The other day, I noticed an article titled “QR Codes: Fad, Marketing Trend or …” on The Social CMO Blog, and I thought it fitting to discuss the content of the article for the first post of the New Year. The article is brief and reprinted below.
QR Codes: Fad, Marketing Trend or…
December 9, 2012, Ted Rubin
“I read a post last week debating whether QR codes are a fad or a marketing trend ripe for growth. My thought was…REALLY?
QR codes are not a fad, that would imply they ever had value or were a phenomenon in the first place. QR codes were dead on arrival. Sure, they have their place, and can be useful here and there, but who needs another thing to do to get information. Just what today’s overloaded, over worked, no hands free shoppers needs… to hold their smart-phone up to a code, wiggle it around, wait for it to load, then observe.
Reminds me of the big plastic keys we used to have at the Bronx Zoo in the 1960′s that you inserted in a box outside the animal cages to hear a story… yeah, let’s bring them back.”
After reading an article like this I can only imagine that Mr. Rubin is not a fan of QR Codes. But, a few comments/questions for Mr. Rubin, if I may.
First, Mr. Rubin, you’re right, QR Codes have and never will possess any value but then, why should they? QR Codes, in and of themselves, are a technological by-product, they hold no value. The value to which, I believe, you are speaking about lies in the content and/or experience that the QR Code scans to, not with the QR Code itself. Furthermore, if I follow your line of reasoning, what value is in a fax machine, a PC that generates an email, a television that airs a commercial? These, QR Codes included, are all just different mediums, channels, platforms, by which a brand chooses to communicate, engage and interact with a consumer.
Second, over the past couple of years, research from various sources has shown a dramatic increase in the number of QR Code scans taking place, so I would hardly say they are, or were, “dead on arrival.” Sure it has taken some time for consumers, and brands, to adapt and adopt to the technology but, can’t this be said for most technologies? Also, now that we have passed the tipping point with respect to smartphone ownership and usage, it will be interesting to see what really starts to happen with scan rates.
Third, Mr. Rubin, you write, “who needs another thing to do to get information,” but what, then, do you make of all of the apps that are on the market, which do just that, help provide information? And, since when does information just flow without people having to do something like read a book, listen to the radio or talk with someone else? “Experts” like yourself always want to make it appear as though the process of using a code reader app and scanning a code is so arduous when, in fact, it is just the same as using most any other app. You locate a code reader app in a mobile phone store/market, download the app to your mobile phone and then launch the app when needed. Once the code reader is up and running, all that’s left to do is place the phone’s camera lens near the QR Code, so it can be read and then scanned. Done. For most people this only takes a few seconds.
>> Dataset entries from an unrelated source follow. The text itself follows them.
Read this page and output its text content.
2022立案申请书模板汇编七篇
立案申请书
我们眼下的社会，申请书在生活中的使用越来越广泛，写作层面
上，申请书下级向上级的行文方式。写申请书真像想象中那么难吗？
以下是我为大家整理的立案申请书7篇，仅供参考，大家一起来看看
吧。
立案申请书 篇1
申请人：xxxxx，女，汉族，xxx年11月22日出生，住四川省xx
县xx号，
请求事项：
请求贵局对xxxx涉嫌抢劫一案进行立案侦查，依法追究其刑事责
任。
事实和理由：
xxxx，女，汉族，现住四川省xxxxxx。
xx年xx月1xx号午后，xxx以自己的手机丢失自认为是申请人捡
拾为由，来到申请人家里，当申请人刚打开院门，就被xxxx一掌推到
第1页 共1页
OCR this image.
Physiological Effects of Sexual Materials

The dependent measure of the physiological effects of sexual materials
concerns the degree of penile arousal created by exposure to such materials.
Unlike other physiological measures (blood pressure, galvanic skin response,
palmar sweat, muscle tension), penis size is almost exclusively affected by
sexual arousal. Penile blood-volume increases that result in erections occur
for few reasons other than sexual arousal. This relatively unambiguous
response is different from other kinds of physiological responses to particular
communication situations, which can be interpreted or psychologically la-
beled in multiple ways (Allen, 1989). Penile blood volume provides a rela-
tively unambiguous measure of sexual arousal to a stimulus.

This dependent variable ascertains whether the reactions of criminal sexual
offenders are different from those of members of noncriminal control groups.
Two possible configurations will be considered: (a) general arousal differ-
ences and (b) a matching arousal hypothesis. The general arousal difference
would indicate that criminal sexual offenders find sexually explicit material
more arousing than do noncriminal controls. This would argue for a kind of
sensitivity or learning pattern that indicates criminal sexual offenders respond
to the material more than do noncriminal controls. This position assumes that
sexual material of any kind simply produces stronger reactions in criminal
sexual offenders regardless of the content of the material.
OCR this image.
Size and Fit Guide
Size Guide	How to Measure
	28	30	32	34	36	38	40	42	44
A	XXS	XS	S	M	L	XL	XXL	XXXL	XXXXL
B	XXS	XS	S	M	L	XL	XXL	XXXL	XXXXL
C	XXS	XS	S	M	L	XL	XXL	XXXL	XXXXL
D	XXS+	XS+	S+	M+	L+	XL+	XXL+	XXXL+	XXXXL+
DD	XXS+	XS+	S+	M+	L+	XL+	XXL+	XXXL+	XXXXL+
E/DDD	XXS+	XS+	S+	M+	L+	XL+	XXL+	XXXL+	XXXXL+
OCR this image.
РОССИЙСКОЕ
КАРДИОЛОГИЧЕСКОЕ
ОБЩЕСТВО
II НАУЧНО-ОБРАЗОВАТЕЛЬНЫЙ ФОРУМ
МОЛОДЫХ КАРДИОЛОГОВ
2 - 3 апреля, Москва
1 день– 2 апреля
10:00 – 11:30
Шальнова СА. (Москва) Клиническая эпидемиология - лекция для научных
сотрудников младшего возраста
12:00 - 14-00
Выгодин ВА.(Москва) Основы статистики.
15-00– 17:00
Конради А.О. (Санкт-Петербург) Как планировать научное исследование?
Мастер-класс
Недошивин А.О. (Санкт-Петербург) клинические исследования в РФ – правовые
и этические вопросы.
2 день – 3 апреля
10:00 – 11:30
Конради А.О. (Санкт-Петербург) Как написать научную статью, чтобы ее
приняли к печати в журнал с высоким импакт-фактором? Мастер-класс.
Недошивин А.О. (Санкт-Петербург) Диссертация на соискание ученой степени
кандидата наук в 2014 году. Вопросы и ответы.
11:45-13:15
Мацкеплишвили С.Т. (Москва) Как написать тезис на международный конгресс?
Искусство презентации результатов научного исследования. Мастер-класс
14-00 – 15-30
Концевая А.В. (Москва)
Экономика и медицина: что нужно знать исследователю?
Fourth, Mr. Rubin, may I ask, is there anyone holding a gun to a consumer’s head to scan a QR Code? Yeah, I didn’t think so. Then, what’s the problem? What’s you’re point by writing, “Just what today’s overloaded, over worked, no hands free shoppers needs…”? If a brand wishes to provide an additional means by which they can engage and interact with consumers, why not let them? If a consumer wishes to make use and take advantage of the QR Code experience being offered by a brand, why not let them? Sure, it all goes to pot if the scan resolve is not of value, relevance, meaning and benefit to the consumer, but that’s an entirely different situation and problem to contend with. Also, I believe it’s somewhat myopic to believe that QR Codes are only for “shoppers.” Post-sale there is a myriad of uses for QR Codes.
In summary, Mr. Rubin, instead of putting down the technology when, in actuality, the technology works just fine, why not put down the people who misuse the technology? Or, better yet, instead of putting them down, why not try to be more helpful, like me, and teach marketers how to make better use of the technology, so that it works to everyone’s (brand and consumer) advantage?